December 18, 2009

Christmas 1993: A special feeling of peace

By IRENE EVANS (St. Matthew Church, Mount Vernon | Holy Angels Church, New Harmony)

In 1993 my husband and I were living in a little town in West Virginia, and I wasn’t feeling very Christmas-y. I was beginning to really study and learn more about my faith, and I had just learned that some of the things I was taught as a child weren’t the whole truth. In 1993, there was a lot of attention being paid in the media to questions about the historical Jesus. The Jesus Seminar had just come out with their new translation of the gospels, and they had used colored beads to “vote” on which things Jesus really said or did and which things he probably didn’t say or do. I had spent most of that year reading volume one of John P. Meier’s A Marginal Jew: Rethinking the Historical Jesus. It was a really good book and I learned a lot, but I was especially distressed when I read that Matthew and Luke’s gospels have different — and sometimes irreconcilable — details about Jesus’ birth. According to what I read, the historical records show there was no census when Quirinius was governor of Syria, Matthew and Luke have different genealogies, and there is no historical evidence that Herod ordered a massacre in Bethlehem. I just didn’t know what to believe.

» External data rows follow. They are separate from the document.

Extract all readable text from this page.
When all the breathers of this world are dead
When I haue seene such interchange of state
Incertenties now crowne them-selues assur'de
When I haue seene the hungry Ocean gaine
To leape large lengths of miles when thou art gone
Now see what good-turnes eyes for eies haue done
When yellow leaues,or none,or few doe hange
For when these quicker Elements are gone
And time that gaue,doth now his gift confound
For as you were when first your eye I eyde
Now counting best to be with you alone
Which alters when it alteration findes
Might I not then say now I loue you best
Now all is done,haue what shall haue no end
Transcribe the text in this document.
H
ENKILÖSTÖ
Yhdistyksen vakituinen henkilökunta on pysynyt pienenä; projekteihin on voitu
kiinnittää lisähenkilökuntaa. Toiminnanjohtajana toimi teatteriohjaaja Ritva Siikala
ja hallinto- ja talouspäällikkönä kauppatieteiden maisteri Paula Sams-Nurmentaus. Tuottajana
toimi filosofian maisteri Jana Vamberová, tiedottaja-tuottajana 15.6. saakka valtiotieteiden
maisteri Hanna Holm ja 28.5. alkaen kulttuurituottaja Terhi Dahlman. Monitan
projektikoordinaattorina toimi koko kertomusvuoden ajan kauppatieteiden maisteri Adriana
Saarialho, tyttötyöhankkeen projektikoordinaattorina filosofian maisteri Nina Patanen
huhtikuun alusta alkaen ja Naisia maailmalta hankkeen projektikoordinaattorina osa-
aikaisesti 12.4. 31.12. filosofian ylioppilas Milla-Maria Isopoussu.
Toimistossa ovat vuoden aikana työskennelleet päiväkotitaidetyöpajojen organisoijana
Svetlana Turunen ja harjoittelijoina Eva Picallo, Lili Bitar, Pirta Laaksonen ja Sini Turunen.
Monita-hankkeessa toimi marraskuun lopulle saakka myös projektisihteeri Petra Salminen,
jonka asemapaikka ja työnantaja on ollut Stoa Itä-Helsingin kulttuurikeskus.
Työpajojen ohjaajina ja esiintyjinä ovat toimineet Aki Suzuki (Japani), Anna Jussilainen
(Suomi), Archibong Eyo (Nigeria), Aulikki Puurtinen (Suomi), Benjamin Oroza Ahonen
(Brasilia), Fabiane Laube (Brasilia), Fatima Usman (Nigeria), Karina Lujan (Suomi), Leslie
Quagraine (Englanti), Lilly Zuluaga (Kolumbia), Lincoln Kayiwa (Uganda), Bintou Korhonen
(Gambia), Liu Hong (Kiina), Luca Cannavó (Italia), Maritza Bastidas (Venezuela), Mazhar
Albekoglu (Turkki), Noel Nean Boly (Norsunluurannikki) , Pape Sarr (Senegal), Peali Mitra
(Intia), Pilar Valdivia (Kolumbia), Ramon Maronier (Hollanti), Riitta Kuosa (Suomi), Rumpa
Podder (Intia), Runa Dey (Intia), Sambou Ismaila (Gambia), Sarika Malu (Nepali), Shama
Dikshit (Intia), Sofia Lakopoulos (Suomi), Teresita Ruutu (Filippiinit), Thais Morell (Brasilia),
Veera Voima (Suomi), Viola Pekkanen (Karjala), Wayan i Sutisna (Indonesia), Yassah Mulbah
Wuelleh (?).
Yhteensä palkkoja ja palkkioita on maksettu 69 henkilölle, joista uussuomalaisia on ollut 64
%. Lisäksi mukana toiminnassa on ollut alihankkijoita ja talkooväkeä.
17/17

So on Christmas Eve my husband and I were at Mass in our little Catholic church in Lubeck, W. Va. It was a nice country church, with plain glass windows behind the altar. I remember one time the priest had to pause during the Mass because deer wandered up to the window and everyone was looking out at the beautiful hills, the sun shining on the fall leaves, and the deer. So on Christmas Eve in 1993, I happened to be sitting right near the manger scene, which was nothing fancy — a home made stable with some statues with the paint peeling off. As I was mumbling the words of the Creed, “For us men and for our salvation, he came down from heaven: by the power of the Holy Spirit he was born of the Virgin Mary, and became man,” I suddenly realized — what mattered was not so much the details of the nativity story but the underlying truth that Jesus came down from heaven and became man! Why? So that he could be with us and teach us about his Father and then die on the cross for our salvation. And I started thinking that the apostles were so lucky because they could talk to him and touch him and be with him — it was probably easy for them to have faith, I thought. And suddenly I realized that we have that same gift — we can be with Jesus and touch him and talk to him every time we receive Holy Communion!

And now every Christmas I remember the special feeling of peace I had that year looking at the manger scene.